Laurie Graves (St. Mary’s, AK ’80-81, Portland Staff ‘82-83)
After some 18 happy years of trying to climb the corporate ladder at Tektronix, I was looking at my empty house when my youngest child left for college. Then, at my church I saw a poster about what was then called JVC: Northwest. Shortly thereafter, I was on my way to a remote village in Alaska where I would help cook for a boarding school that served Yup’ik Eskimo and Athabascan Indian children.
We had about 22 volunteers, some of them in their second year, plus the Ursuline sisters staffing the school. When we arrived, many of the volunteers went fishing with the local people to help fill up our freezer with huge salmon and many other fish; as a school serving with that population, we had some special hunting and fishing privileges. Also, the families often shared meat and fish with us. I learned to cook moose stew, seal meat, and “agutaq,” otherwise known as fish ice cream.
To make that ice cream, you first go out on the tundra and pick buckets of blueberries. Then you catch (or thaw) big chunks of white fish, cook and cool them, and squeeze out all of the liquid, saving the fish fiber. Then you whip up a big bowl of whale blubber and seal oil (okay, we cheated and used Crisco and salad oil). You combine this mixture with the fish fiber, making just enough to stick the blueberries together, and freeze the whole concoction. Sounds weird maybe, but it actually was pretty good.

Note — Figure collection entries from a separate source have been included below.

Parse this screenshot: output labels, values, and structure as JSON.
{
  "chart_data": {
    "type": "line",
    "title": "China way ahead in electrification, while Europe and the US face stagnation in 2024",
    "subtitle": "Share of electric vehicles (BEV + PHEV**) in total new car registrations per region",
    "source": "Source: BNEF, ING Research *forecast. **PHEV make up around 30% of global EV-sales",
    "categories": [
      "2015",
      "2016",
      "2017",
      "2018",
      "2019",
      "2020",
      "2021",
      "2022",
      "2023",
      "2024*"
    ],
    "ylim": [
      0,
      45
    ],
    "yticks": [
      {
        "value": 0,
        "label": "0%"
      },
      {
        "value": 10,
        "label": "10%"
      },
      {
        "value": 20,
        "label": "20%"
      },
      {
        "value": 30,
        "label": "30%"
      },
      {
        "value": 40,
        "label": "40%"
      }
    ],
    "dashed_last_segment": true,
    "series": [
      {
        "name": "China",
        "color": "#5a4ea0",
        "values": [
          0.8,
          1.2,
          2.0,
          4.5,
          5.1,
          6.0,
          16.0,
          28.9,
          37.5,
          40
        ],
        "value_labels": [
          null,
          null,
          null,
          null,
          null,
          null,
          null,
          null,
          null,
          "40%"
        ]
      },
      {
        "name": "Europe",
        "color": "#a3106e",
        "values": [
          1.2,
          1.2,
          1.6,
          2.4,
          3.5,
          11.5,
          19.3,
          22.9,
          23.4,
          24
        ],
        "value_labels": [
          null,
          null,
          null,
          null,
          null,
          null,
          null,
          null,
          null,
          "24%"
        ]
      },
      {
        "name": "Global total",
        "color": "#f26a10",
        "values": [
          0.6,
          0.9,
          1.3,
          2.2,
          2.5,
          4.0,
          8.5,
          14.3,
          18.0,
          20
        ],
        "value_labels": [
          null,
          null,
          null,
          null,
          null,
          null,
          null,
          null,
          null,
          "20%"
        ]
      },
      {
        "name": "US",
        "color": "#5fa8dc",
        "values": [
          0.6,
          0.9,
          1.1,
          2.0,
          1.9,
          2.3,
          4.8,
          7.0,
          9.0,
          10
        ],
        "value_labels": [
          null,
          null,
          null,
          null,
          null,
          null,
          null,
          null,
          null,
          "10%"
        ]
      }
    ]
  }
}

Our nurse at the mission, Mary Curry, had to function almost like an old country doctor, being the only trained health care professional for miles around. She had returned to school to become a registered nurse sometime after her college graduation. The light went on. It wasn’t too late for me to realize a dream. Upon returning to Oregon at the end of the JV year, I worked as a C.N.A. to make sure that my middle-aged body could do the work. Then I enrolled at Good Samaritan School of Nursing in Portland. I signed up for a year on JVC Northwest staff in Portland, living and working at the Mac House, which was in walking distance.
I enjoyed a great career in nursing, starting at age 47 and retiring at age 70. Much of that time, I trained nursing assistants to prepare for their state board exams; some of them went on to become “real nurses.” So Mary Curry started a chain of much-needed nurses. My one claim to glory in this career was writing a manual for care planning and another training manual for nursing assistants, both of which sold well nationwide.
JVC Northwest really did “ruin me for life,” and I’m glad that they did.